The season tended to involve their winning most games by the odd goal pock-marked every now and again by a heavy defeat that tended to come out of the blue for no reason. Defeats to Millwall (3-0), Luton and Charlton both (4-0) were hard but the team never lost to their promotion rivals namely, Forest, Wolves, Bolton and Southampton. Good wins were recorded against Bolton and Forest (both 2-1) and the best match of the season was probably with Wolves on an icy, murky December day with all present enjoying a 3-3 draw. The team was not under particular pressure despite being under a huge financial cloud and McCreadie was an adept master at management.
The goals were well spread. Finnieston (24) and Swain (13) scored just more than half of the 73 and the midfield weighed in 25 league goals which, whilst shy of the ten each the manager had asked of them was none too shabby all the same. A fairly generous 53 league goals were conceded which reflected that tendency to win many matches by the odd goal. The team as it hit April really moved into top gear at Stamford Bridge but there were some bad and indifferent results away from home as the young side tried to deal with the promotional pressure.
Three defeats at Charlton, Fulham, and Burnley tied to the season’s only 0-0 draw at Oldham had the nerves jangling. But those home wins against Blackburn, Luton, Nottingham Forest, Sheffield United and finally Hull on May 14 saw them home. They had been promoted though the week earlier following their 1-1 draw at Wolves.
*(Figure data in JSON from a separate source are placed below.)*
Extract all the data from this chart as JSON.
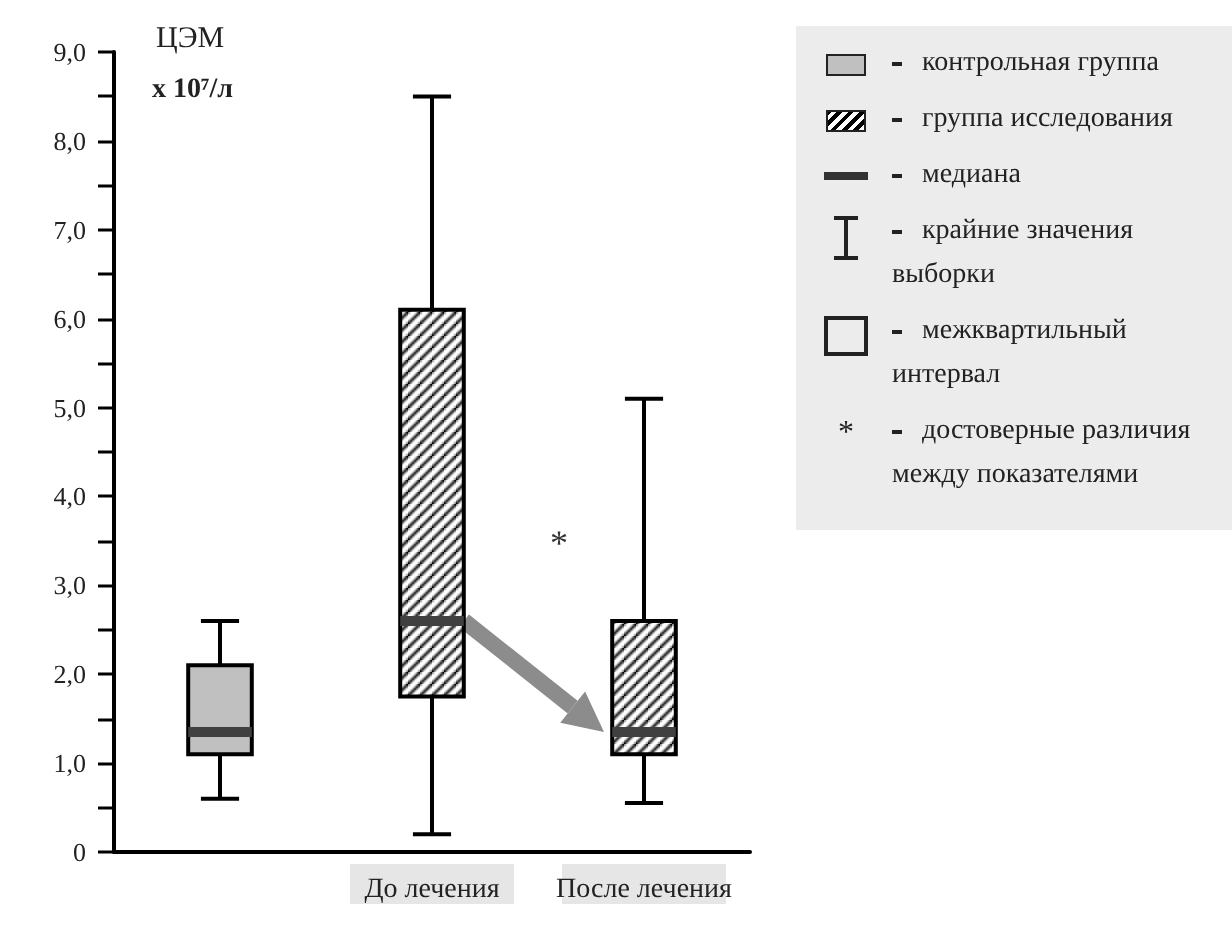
{
  "chart_data": {
    "type": "box",
    "ylabel": "ЦЭМ x 10⁷/л",
    "categories": [
      null,
      "До лечения",
      "После лечения"
    ],
    "series": [
      {
        "name": "контрольная группа",
        "color": "#c0c0c0",
        "boxes": [
          {
            "low": 0.6,
            "q1": 1.1,
            "median": 1.35,
            "q3": 2.1,
            "high": 2.6
          },
          null,
          null
        ]
      },
      {
        "name": "группа исследования",
        "color": "#000000",
        "boxes": [
          null,
          {
            "low": 0.2,
            "q1": 1.75,
            "median": 2.6,
            "q3": 6.1,
            "high": 8.5
          },
          {
            "low": 0.55,
            "q1": 1.1,
            "median": 1.35,
            "q3": 2.6,
            "high": 5.1
          }
        ]
      }
    ],
    "ylim": [
      0,
      9
    ],
    "yticks": [
      0,
      {
        "value": 0.5,
        "label": null
      },
      {
        "value": 1,
        "label": "1,0"
      },
      {
        "value": 1.5,
        "label": null
      },
      {
        "value": 2,
        "label": "2,0"
      },
      {
        "value": 2.5,
        "label": null
      },
      {
        "value": 3,
        "label": "3,0"
      },
      {
        "value": 3.5,
        "label": null
      },
      {
        "value": 4,
        "label": "4,0"
      },
      {
        "value": 4.5,
        "label": null
      },
      {
        "value": 5,
        "label": "5,0"
      },
      {
        "value": 5.5,
        "label": null
      },
      {
        "value": 6,
        "label": "6,0"
      },
      {
        "value": 6.5,
        "label": null
      },
      {
        "value": 7,
        "label": "7,0"
      },
      {
        "value": 7.5,
        "label": null
      },
      {
        "value": 8,
        "label": "8,0"
      },
      {
        "value": 8.5,
        "label": null
      },
      {
        "value": 9,
        "label": "9,0"
      }
    ],
    "annotations": [
      "*",
      "медиана",
      "крайние значения выборки",
      "межквартильный интервал",
      "достоверные различия между показателями"
    ],
    "grid": false,
    "legend": "right"
  }
}
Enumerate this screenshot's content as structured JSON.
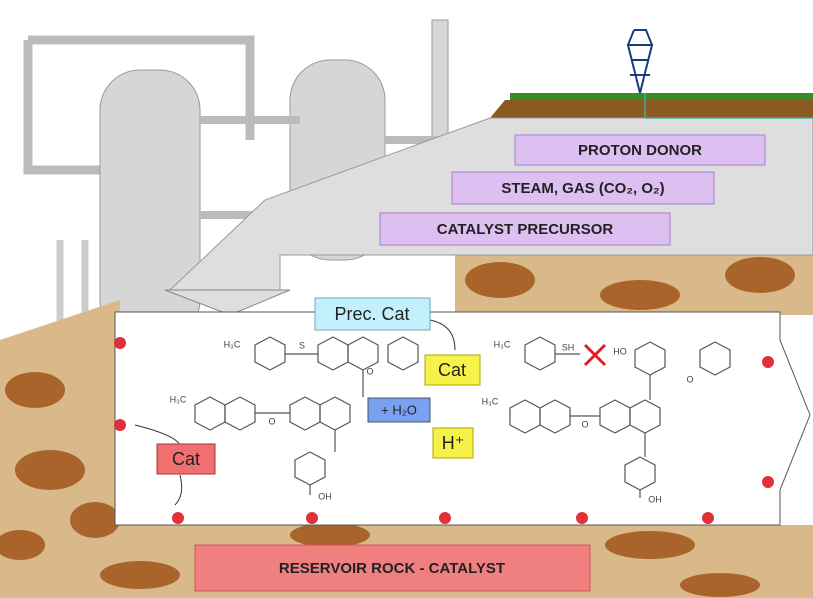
{
  "labels": {
    "proton_donor": "PROTON DONOR",
    "steam_gas": "STEAM, GAS (CO₂, O₂)",
    "catalyst_precursor": "CATALYST PRECURSOR",
    "prec_cat": "Prec. Cat",
    "cat_top": "Cat",
    "water": "+ H₂O",
    "proton": "H⁺",
    "cat_left": "Cat",
    "reservoir": "RESERVOIR ROCK - CATALYST"
  },
  "molecule": {
    "left_methyl_top": "H₃C",
    "left_sulfur": "S",
    "left_oxygen_ring": "O",
    "left_methyl_mid": "H₃C",
    "left_ether": "O",
    "left_acid": "OH",
    "right_methyl_top": "H₃C",
    "right_thiol": "SH",
    "right_hydroxyl": "HO",
    "right_oxygen_ring": "O",
    "right_methyl_mid": "H₃C",
    "right_ether": "O",
    "right_acid": "OH"
  }
}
That match in Wolverhampton had seen Chelsea fans banned from attending due to hooliganism at Charlton and the nation held its breath as many Londoners were, of course, going to go to see their team promoted.
All was well you might think around SW6 but then came that McCreadie blow. Who knows where he might have taken them and for many football fans it would have been an interesting watch. All through the seventies, Ray Wilkins was the chat of many a journalist as to when not if he would leave to help the club’s debt. He eventually went in the summer of 1979 to Manchester United after Chelsea were relegated after two seasons in the top flight. Many a fan had threatened to immolate his season ticket should the club ever sell Wilkins but by that summer, everyone realised following a relegation they could hold him no longer. He, of course, was to return many years later during the Abramovich era.
McCreadie recently confessed to journalist Jim White from his home in Tennessee how much the departure from the club had hurt him that summer. It would only be 11 days later that Don Revie would leave the England job which was the main sports story of the time. But a year or so ago McCreadie stated how he had been made very welcome at the Cobham training ground by Antonio Conte and the players and a long wound was eased. Eddie McCreadie – Scottish and Chelsea blue.